Once you have meg installed and you have obtained a lost of hosts/vhost, we will make the paths.txt file for meg to use which should look like the following.
Once you have the prerequisites, it’s time to run our first command in the process.
$ meg -c 50 -v --header "$UA" paths.txt hosts.txt meg-scan-results
The output of this command will be saved in the directory: meg-scan-results. From here I like to move the index file within that file to a separate directory called refinement so we can process the scan results.
Now that we have our index file from the above command, we will run the file through a series of commands in order to refine our list down before running it through WPscan, if we don’t we will receive numerous false positives.
$ cat index | grep “wp-content” | grep “301 Moved” | cut -d " " -f 2-5 | tee wp-content.txt
$ cat index | grep "wp-includes" | grep "301 Moved" | cut -d " " -f 2-5 | tee wp-includes.txt
$ cat index | grep "wp-settings.php" | grep "500 Internal" | cut -d " " -f 2-6 | tee wp-settings.txt
$ cat index | grep "wp-config.php" | grep "200 OK" | cut -d " " -f 2-6 | tee wp-config.txt
$ cat index | grep "xmlrpc.php" | grep "301 Moved" | cut -d " " -f 2-6 | tee wp-xmlrpc.php
Now that we have grabbed everything we are looking for from the initial index file provided by the resulting scan of meg. we need to gather only the domains and sort them so we don’t have repeats. This can easily be accomplished with this command listed below.
$ cat wp* | cut -d "/" -f 1-3 | sort -u | tee domains.txt
Side note: I specifically named the files from our refinement process to all start with “wp” for this command specifically to make is much less tedious to obtain all of the unique hosts.
The result of this command is our list of domains we will use for scanning.

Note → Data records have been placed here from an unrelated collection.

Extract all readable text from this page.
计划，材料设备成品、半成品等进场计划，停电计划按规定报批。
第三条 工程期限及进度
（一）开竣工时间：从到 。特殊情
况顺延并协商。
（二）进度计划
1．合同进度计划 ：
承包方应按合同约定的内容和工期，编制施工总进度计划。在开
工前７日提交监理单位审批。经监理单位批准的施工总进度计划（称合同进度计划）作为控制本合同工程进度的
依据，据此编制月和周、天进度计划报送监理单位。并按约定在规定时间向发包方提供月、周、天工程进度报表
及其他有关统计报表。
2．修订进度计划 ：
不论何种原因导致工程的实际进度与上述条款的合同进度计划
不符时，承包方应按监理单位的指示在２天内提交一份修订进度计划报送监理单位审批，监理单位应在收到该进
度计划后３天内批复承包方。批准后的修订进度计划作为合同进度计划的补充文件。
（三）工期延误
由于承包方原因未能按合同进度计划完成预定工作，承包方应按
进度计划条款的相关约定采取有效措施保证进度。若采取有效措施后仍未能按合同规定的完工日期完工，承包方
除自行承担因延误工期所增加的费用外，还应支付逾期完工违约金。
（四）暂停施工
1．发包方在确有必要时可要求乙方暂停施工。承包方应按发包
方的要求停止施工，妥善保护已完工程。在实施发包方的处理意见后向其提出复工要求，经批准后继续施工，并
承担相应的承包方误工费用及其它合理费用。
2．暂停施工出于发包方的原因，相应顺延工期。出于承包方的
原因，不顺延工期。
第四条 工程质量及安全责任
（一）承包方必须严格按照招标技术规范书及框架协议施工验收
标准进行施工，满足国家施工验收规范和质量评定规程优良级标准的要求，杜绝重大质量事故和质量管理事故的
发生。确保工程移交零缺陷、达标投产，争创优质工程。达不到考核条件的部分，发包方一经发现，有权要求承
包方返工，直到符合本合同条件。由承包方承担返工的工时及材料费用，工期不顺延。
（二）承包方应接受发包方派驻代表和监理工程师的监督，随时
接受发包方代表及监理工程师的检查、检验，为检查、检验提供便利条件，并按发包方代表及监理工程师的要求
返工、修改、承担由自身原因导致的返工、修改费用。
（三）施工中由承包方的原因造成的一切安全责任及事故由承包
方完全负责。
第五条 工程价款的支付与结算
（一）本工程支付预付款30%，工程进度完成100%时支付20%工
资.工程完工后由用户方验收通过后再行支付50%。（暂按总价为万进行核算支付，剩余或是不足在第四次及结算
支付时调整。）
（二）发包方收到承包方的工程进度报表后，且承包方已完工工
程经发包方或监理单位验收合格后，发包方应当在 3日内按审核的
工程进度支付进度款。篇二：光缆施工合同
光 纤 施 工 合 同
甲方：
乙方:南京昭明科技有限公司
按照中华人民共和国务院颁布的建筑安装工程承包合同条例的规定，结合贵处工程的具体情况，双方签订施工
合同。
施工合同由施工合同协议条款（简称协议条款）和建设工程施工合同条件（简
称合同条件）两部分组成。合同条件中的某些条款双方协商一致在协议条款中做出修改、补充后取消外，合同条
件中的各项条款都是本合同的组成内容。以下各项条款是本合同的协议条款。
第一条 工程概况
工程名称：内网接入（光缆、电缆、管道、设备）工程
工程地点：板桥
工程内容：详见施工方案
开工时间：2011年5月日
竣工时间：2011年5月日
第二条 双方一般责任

I prefer to move the newly created domains.txt in a directory called Scanning.
Now that you have finished with the Identification & Refinement process, we can move to the Scanning phase. In this stage we will be using the domains.txt file with WPscan which we will than filter to give us a list of accurately identified WordPress Sites.
Before you run anything make sure you moved the domains.txt into the Scanning directory. Now to keep everything clean we will make a sub-folder called scan-results.
In order to eliminate any remaining false positives, we will run our domains.txt through WPscan with the following command:
$ cat domains.txt | while read targ; do wpscan --disable-tls-checks --ignore-main-redirect --url $targ -o WP-scan-results/WPscan-$(echo $targ | sed 's/\//_/g' | sed 's/\:/_/g').txt; done
This is going to take a while to run depending on how large the domain.txt file is because we are running WPscan on each individual domain to validate which domains are truly running WordPress as our domain.txt file still contains false positives.
Once the first WPscan is finished. If we look at the scan-results directory we will see that there is a huge list of .txt files with the output of each domain. So we will need to filter these down to only the domains that were validated by WPscan. This can be done with the following command:
$ cat WPscan-* | grep -E '^.+\+.+URL:' | grep -v Effective | cut -d “ “ -f 3 | tee WPscan-detected-sites.txt
At this point you now have an accurately identified list of sites running WordPress.